• Sonuç bulunamadı

GENEL LİKİDİTE RİSKİ ANALİZİ

Bankacılık sisteminin genel likidite seviyesinin, sözleşmeye dayalı vade ve tutarlara göre ölçülmesi durumunda ortaya çıkan sonuçlar Tablo 21’da yer almaktadır.

Tablo 21: Bankacılık sektörü için çeşitli vade dilimlerinde kümülatif likidite seviyeleri.

BİR AYA KADAR VADELİ

Tablo 21 incelendiğinde, sektörün 1,3 ve 6 aya kadar vadeli varlık ve yükümlülükleri içerisinde TL cinsinden pozisyonların oranının ortalama %40-55 aralığında olduğu, ayrıca Aralık 2003 dönemine göre Mart 2004 döneminde TL varlık ve yükümlülük tutarlarında ve bu tutarların toplam varlık ve yükümlülükler içerisindeki oranında azalış görülmektedir.
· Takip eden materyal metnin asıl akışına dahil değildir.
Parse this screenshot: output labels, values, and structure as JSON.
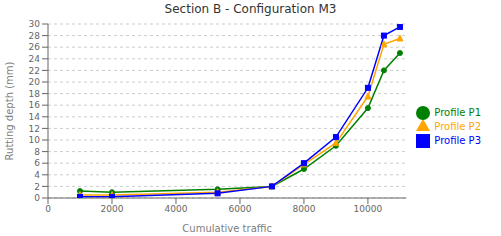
{
  "chart_data": {
    "type": "line",
    "title": "Section B - Configuration M3",
    "xlabel": "Cumulative traffic",
    "ylabel": "Rutting depth (mm)",
    "x": [
      1000,
      2000,
      5300,
      7000,
      8000,
      9000,
      10000,
      10500,
      11000
    ],
    "series": [
      {
        "name": "Profile P1",
        "color": "#008000",
        "marker": "circle",
        "values": [
          1.2,
          1.0,
          1.5,
          2.0,
          5.0,
          9.0,
          15.5,
          22.0,
          25.0
        ]
      },
      {
        "name": "Profile P2",
        "color": "#FFA500",
        "marker": "triangle",
        "values": [
          0.5,
          0.5,
          1.0,
          2.0,
          5.8,
          9.5,
          17.5,
          26.5,
          27.5
        ]
      },
      {
        "name": "Profile P3",
        "color": "#0000FF",
        "marker": "square",
        "values": [
          0.2,
          0.2,
          0.8,
          2.0,
          6.0,
          10.5,
          19.0,
          28.0,
          29.5
        ]
      }
    ],
    "xlim": [
      0,
      11200
    ],
    "ylim": [
      0,
      30
    ],
    "xticks": [
      0,
      2000,
      4000,
      6000,
      8000,
      10000
    ],
    "yticks": [
      0,
      2,
      4,
      6,
      8,
      10,
      12,
      14,
      16,
      18,
      20,
      22,
      24,
      26,
      28,
      30
    ],
    "grid": "y",
    "legend": "right"
  }
}
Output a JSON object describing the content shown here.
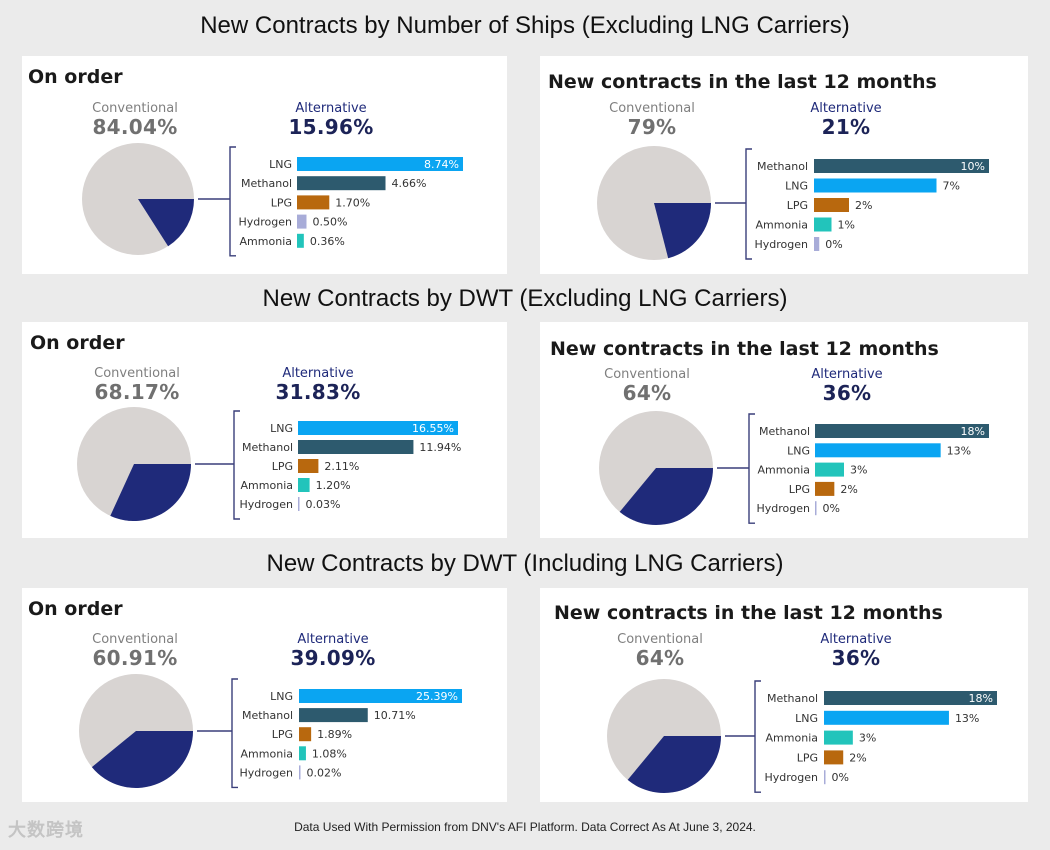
{
  "page": {
    "footer_note": "Data Used With Permission from DNV's AFI Platform. Data Correct As At June 3, 2024.",
    "watermark": "大数跨境"
  },
  "colors": {
    "conventional": "#d8d4d2",
    "alternative": "#1f2a7a",
    "LNG": "#0aa5f2",
    "Methanol": "#2d5a6e",
    "LPG": "#b8680e",
    "Hydrogen": "#a8acd8",
    "Ammonia": "#22c4bb"
  },
  "chart_data": [
    {
      "type": "pie+bar",
      "section": "New Contracts by Number of Ships  (Excluding LNG Carriers)",
      "title": "On order",
      "conventional": {
        "label": "Conventional",
        "value_text": "84.04%",
        "value": 84.04
      },
      "alternative": {
        "label": "Alternative",
        "value_text": "15.96%",
        "value": 15.96
      },
      "categories": [
        "LNG",
        "Methanol",
        "LPG",
        "Hydrogen",
        "Ammonia"
      ],
      "values": [
        8.74,
        4.66,
        1.7,
        0.5,
        0.36
      ],
      "value_labels": [
        "8.74%",
        "4.66%",
        "1.70%",
        "0.50%",
        "0.36%"
      ]
    },
    {
      "type": "pie+bar",
      "title": "New contracts in the last 12 months",
      "conventional": {
        "label": "Conventional",
        "value_text": "79%",
        "value": 79
      },
      "alternative": {
        "label": "Alternative",
        "value_text": "21%",
        "value": 21
      },
      "categories": [
        "Methanol",
        "LNG",
        "LPG",
        "Ammonia",
        "Hydrogen"
      ],
      "values": [
        10,
        7,
        2,
        1,
        0.3
      ],
      "value_labels": [
        "10%",
        "7%",
        "2%",
        "1%",
        "0%"
      ]
    },
    {
      "type": "pie+bar",
      "section": "New Contracts by DWT (Excluding LNG Carriers)",
      "title": "On order",
      "conventional": {
        "label": "Conventional",
        "value_text": "68.17%",
        "value": 68.17
      },
      "alternative": {
        "label": "Alternative",
        "value_text": "31.83%",
        "value": 31.83
      },
      "categories": [
        "LNG",
        "Methanol",
        "LPG",
        "Ammonia",
        "Hydrogen"
      ],
      "values": [
        16.55,
        11.94,
        2.11,
        1.2,
        0.03
      ],
      "value_labels": [
        "16.55%",
        "11.94%",
        "2.11%",
        "1.20%",
        "0.03%"
      ]
    },
    {
      "type": "pie+bar",
      "title": "New contracts in the last 12 months",
      "conventional": {
        "label": "Conventional",
        "value_text": "64%",
        "value": 64
      },
      "alternative": {
        "label": "Alternative",
        "value_text": "36%",
        "value": 36
      },
      "categories": [
        "Methanol",
        "LNG",
        "Ammonia",
        "LPG",
        "Hydrogen"
      ],
      "values": [
        18,
        13,
        3,
        2,
        0.1
      ],
      "value_labels": [
        "18%",
        "13%",
        "3%",
        "2%",
        "0%"
      ]
    },
    {
      "type": "pie+bar",
      "section": "New Contracts by DWT (Including LNG Carriers)",
      "title": "On order",
      "conventional": {
        "label": "Conventional",
        "value_text": "60.91%",
        "value": 60.91
      },
      "alternative": {
        "label": "Alternative",
        "value_text": "39.09%",
        "value": 39.09
      },
      "categories": [
        "LNG",
        "Methanol",
        "LPG",
        "Ammonia",
        "Hydrogen"
      ],
      "values": [
        25.39,
        10.71,
        1.89,
        1.08,
        0.02
      ],
      "value_labels": [
        "25.39%",
        "10.71%",
        "1.89%",
        "1.08%",
        "0.02%"
      ]
    },
    {
      "type": "pie+bar",
      "title": "New contracts in the last 12 months",
      "conventional": {
        "label": "Conventional",
        "value_text": "64%",
        "value": 64
      },
      "alternative": {
        "label": "Alternative",
        "value_text": "36%",
        "value": 36
      },
      "categories": [
        "Methanol",
        "LNG",
        "Ammonia",
        "LPG",
        "Hydrogen"
      ],
      "values": [
        18,
        13,
        3,
        2,
        0.1
      ],
      "value_labels": [
        "18%",
        "13%",
        "3%",
        "2%",
        "0%"
      ]
    }
  ]
}
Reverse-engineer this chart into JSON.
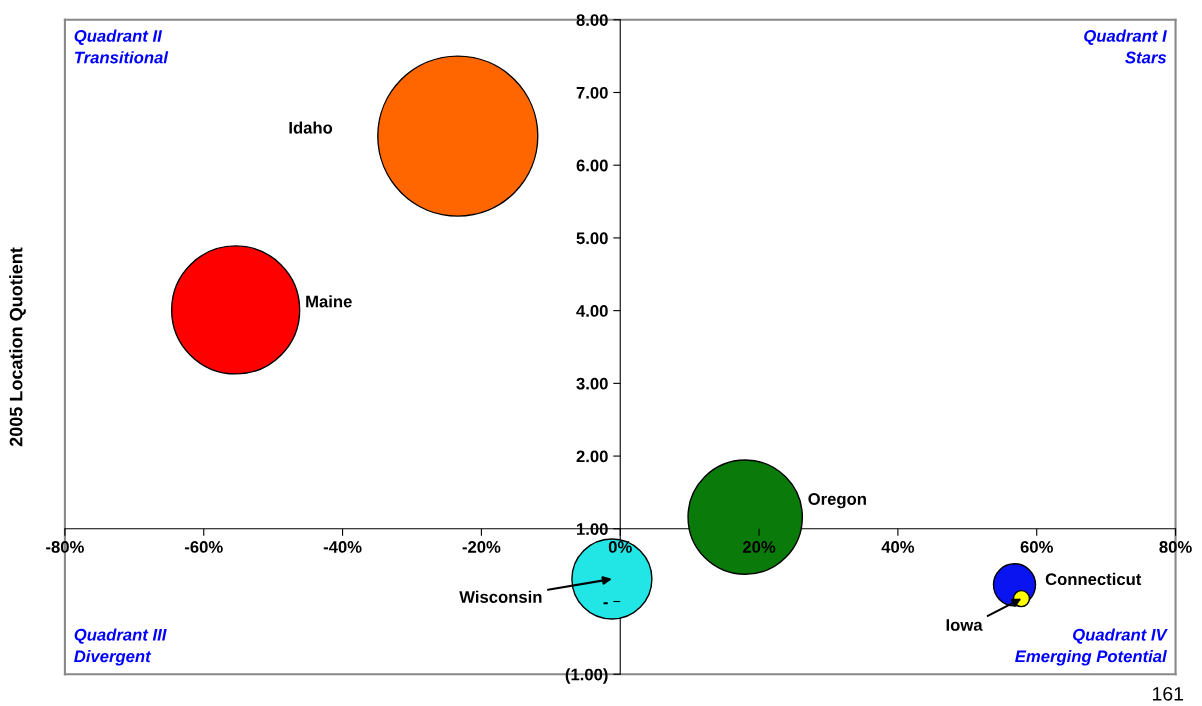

Ayrıca varlık ve yükümlülük kalemleri arasında TRL, USD ve EUR dışındaki para cinslerinden kıymetlerin tutarları oldukça düşüktür.

16 Her bir vade dilimi itibarıyla, her bir para cinsindeki varlıklar ile yükümlülükler arasındaki farkın, o vade dilimindeki toplam yükümlülüklere oranı şeklinde hesaplanmıştır.

İki dönem arasında, USD-EUR eşit ağırlıklı kur sepetinin değerinde %8 düzeyinde bir azalmanın olduğu hususu da dikkate alındığında, TL pozisyonların oransal ağırlıklarındaki artışın 2 puanlık kısmının kur değişimlerinden kaynaklandığı, kalan kısmın ise pozisyonların vadelerine yaklaşılmasından veya yeni alınan pozisyonlardan kaynaklandığı değerlendirilmektedir.

Diğer taraftan, tüm vade dilimlerinde Aralık 2003’ten Mart 2004’e geçişte likidite açıklarının arttığı görülmektedir. Bu dönemler arasında, piyasalardan alacaklar ve gayrinakdi krediler kalemlerinde önemli azalışlar, krediler, menkul kıymetler ve mevduat kalemlerinde ise önemli artışlar gözlemlenmektedir. Mevduatın ve piyasalardan alacakların vadelerinin, kredilerin ve menkul kıymetlerin vadelerinden daha az olması likidite açıklarının artması sonucunu doğurmuştur.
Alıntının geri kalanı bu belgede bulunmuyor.